To those who do not know what Balance Transfer(BT) is, I want to explain this as clear as possible.
A balance transfer is an option offered by many credit card issuers for the card holder to use their available credit from one card to pay off the balances due on other cards.
This is just transferring a loan to another loan. Kinda like refinancing your home sort of. It makes financial sense to balance transfer to a lower rate. Many issuers will offer 0% APR for 12 or even 15 months to balance transfer. After the the 0% APR introductory rate, they will revert back to their normal high rate.
Card issuers are not doing this out of the kindness of their heart. It was set up to make money. Period. However, if you know the terms and play by the rules, doing a balance transfer will save you a lot of money.
How To Do A Balance Transfer
Lets take an example of a person who has a $10,000 credit card balance on 17.99% APR. We call him “Tim” for this example. If Tim continue to make his minimum payment, he will end up paying at least $1800 on interest alone per year! Someone with better math can give me the exact number. This is not counting late fee, over the limit fee, all kinda crap fee that credit cards can pour on Tim.
Tim saw a 12 months 0% APR offer in the mail and decided to do a balance transfer. As you can tell, Tim is not a very smart guy. He didn’t read the fine terms and didn’t know anything about Balance Transfer Fee. The card has a 3% BT fee with no maximum. Bam! He is hit with $300 in fee for a $10K BT. Also, Tim decided to go shopping and buy expensive items with his old card now that the balance is 0. He’s incurring more debt and dig himself into a bigger hole. Luckily, Tim stumble upon HustlerMoneyBlog and learn a few tricks below:
The first three cards are business cards. Whether you have a home-based business or that you have sold something on Ebay, you can apply for a business credit card. Just put your name as the business name and your social security number as the tax id. Your business is called sole proprietorship and it’s perfectly legal with the IRS.
If you don’t plan to pay off by the end of the 12 or 15 months balance transfer period, then check out these life time balance transfer rates:
Plan for Balance Transfer
You can request to balance transfer right away on the application or request one over the phone once you get your card. I have successful attempts in the past wherease the CSR waive the balance transfer fee when doing balance transfer over the phone. Simply ask and tell you would like a balance transfer if you do not have to pay the BT fee. YMMV.
Once you have made the balance transfer, it’s very important to not charge up on the balance transfer card. Put the card away and continue to pay the minimum monthly payment. For 0% APR BT, all of your payments during the promo period are going toward principal. A month before the 0% promo period ends, make plan to pay the entire balance off or apply for another 0% APR card to do another balance transfer.

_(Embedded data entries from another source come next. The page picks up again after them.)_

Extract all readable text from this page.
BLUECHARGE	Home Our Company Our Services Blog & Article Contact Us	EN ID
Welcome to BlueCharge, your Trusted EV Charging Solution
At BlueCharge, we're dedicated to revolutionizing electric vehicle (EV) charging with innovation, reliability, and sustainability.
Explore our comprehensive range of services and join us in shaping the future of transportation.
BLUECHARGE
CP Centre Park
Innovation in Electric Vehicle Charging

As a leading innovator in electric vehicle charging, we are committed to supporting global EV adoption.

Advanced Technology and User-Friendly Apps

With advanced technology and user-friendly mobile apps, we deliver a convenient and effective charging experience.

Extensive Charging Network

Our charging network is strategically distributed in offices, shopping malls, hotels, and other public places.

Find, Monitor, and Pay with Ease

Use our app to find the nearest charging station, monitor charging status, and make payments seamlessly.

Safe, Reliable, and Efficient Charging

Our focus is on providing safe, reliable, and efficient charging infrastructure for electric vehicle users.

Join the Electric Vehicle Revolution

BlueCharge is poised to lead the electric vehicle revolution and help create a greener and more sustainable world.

Anything you don’t understand, feel free to comment below.
Tim is a genius though…if he chops up the other card and doesn’t use the new available credit!

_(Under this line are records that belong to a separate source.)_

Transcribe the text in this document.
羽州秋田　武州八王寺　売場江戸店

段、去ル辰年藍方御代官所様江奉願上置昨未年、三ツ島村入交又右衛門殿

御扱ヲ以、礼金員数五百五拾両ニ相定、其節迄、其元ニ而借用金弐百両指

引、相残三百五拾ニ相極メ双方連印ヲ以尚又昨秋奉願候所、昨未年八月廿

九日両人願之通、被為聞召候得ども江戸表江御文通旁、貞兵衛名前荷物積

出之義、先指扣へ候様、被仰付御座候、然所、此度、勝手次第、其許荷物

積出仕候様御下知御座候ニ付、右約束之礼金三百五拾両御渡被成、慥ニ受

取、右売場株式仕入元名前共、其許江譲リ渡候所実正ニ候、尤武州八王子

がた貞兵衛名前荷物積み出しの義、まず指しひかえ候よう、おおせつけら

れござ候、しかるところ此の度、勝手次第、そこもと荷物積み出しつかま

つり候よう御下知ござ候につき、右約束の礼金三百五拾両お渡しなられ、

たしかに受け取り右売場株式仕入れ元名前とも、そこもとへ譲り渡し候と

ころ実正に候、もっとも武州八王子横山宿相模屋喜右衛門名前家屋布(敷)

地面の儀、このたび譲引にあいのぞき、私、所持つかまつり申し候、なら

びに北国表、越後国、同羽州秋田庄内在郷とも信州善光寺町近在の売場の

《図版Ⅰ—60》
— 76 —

Thanks Tim. I agree with your assessment. I’m glad one person was paying attention to the story 🙂
“Tim” was smart for the BT, he wasn’t smart because he continues to charge up on his old card.

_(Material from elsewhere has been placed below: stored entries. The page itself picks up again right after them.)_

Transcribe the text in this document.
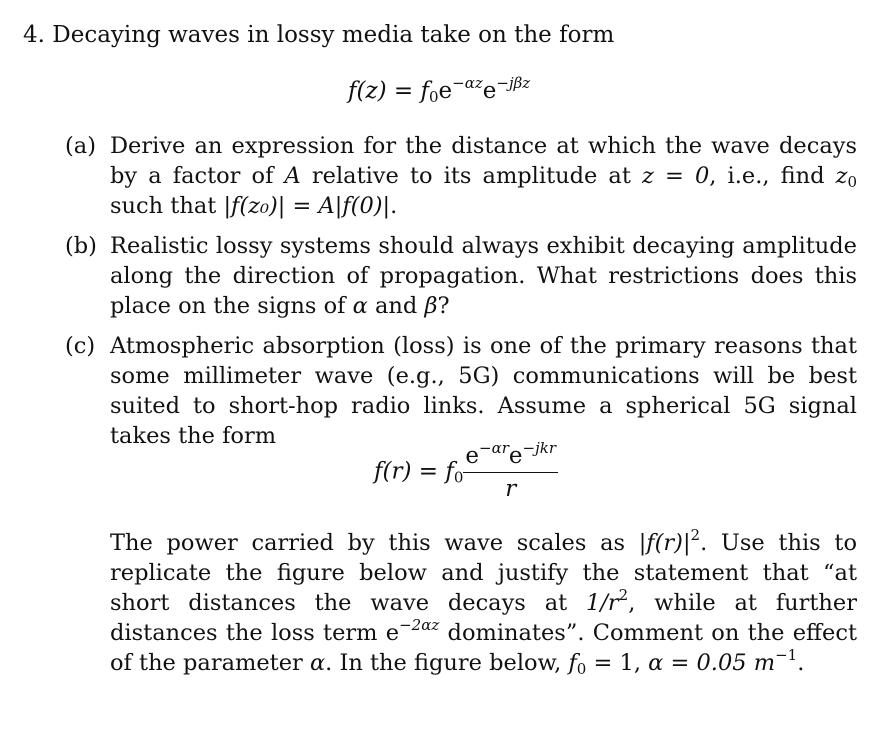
4. Decaying waves in lossy media take on the form
$f(z) = f_0e^{-\alpha z}e^{-j\beta z}$
(a) Derive an expression for the distance at which the wave decays by a factor of A relative to its amplitude at z = 0, i.e., find $z_0$ such that |f(z₀)| = A|f(0)|.
(b) Realistic lossy systems should always exhibit decaying amplitude along the direction of propagation. What restrictions does this place on the signs of α and β?
(c) Atmospheric absorption (loss) is one of the primary reasons that some millimeter wave (e.g., 5G) communications will be best suited to short-hop radio links. Assume a spherical 5G signal takes the form
$f(r) = f_0 \frac{e^{-\alpha r}e^{-jkr}}{r}$
The power carried by this wave scales as $|f(r)|^2$. Use this to replicate the figure below and justify the statement that “at short distances the wave decays at $1/r^2$, while at further distances the loss term $e^{-2\alpha z}$ dominates”. Comment on the effect of the parameter α. In the figure below, $f_0 = 1$, α = 0.05 $m^{-1}$.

Thanks for the math. I was too lazy to compute. haha.
Dude, did you have to call him “Tim”? 🙂
BTW, the interest would actually be about $1576, and “Tim” would pay about $2723 in minimum payments on the “interest plus 1% of balance” calculation (Chase style). He would still owe $8853 afterward.
Actually, “Tim” is pretty smart (it’s better than going on at 18%!) to at least get the rate down to 0% even with an uncapped 3% fee, since he saves $1276 in interest and cuts the total minimum payments to $2212 (“2% of balance”, like Chase) and the balance after 1 year to $8088.
Of course, if “Tim” can find a $75 capped fee, he cuts the interest down to only $75, his minimum payments to $2164, and the final balance to $7911.
One phone call or some internet searching saves “Tim” about $1500. Talk about your hourly wage!
One problem “Tim” has is that he will need to refinance the remaining $7911 at the end of the year or be back in the same boat. That’s why a better solution may be finding a low lifetime rate like Advanta’s 2.99% life-of-balance offer. “Tim” saves almost as much the first year as with the 0% offer, plus he never pays another BT fee in exhausting the debt and he has the certainty of the locked-in rate. It’s like the difference between an ARM and a fixed-rate mortgage.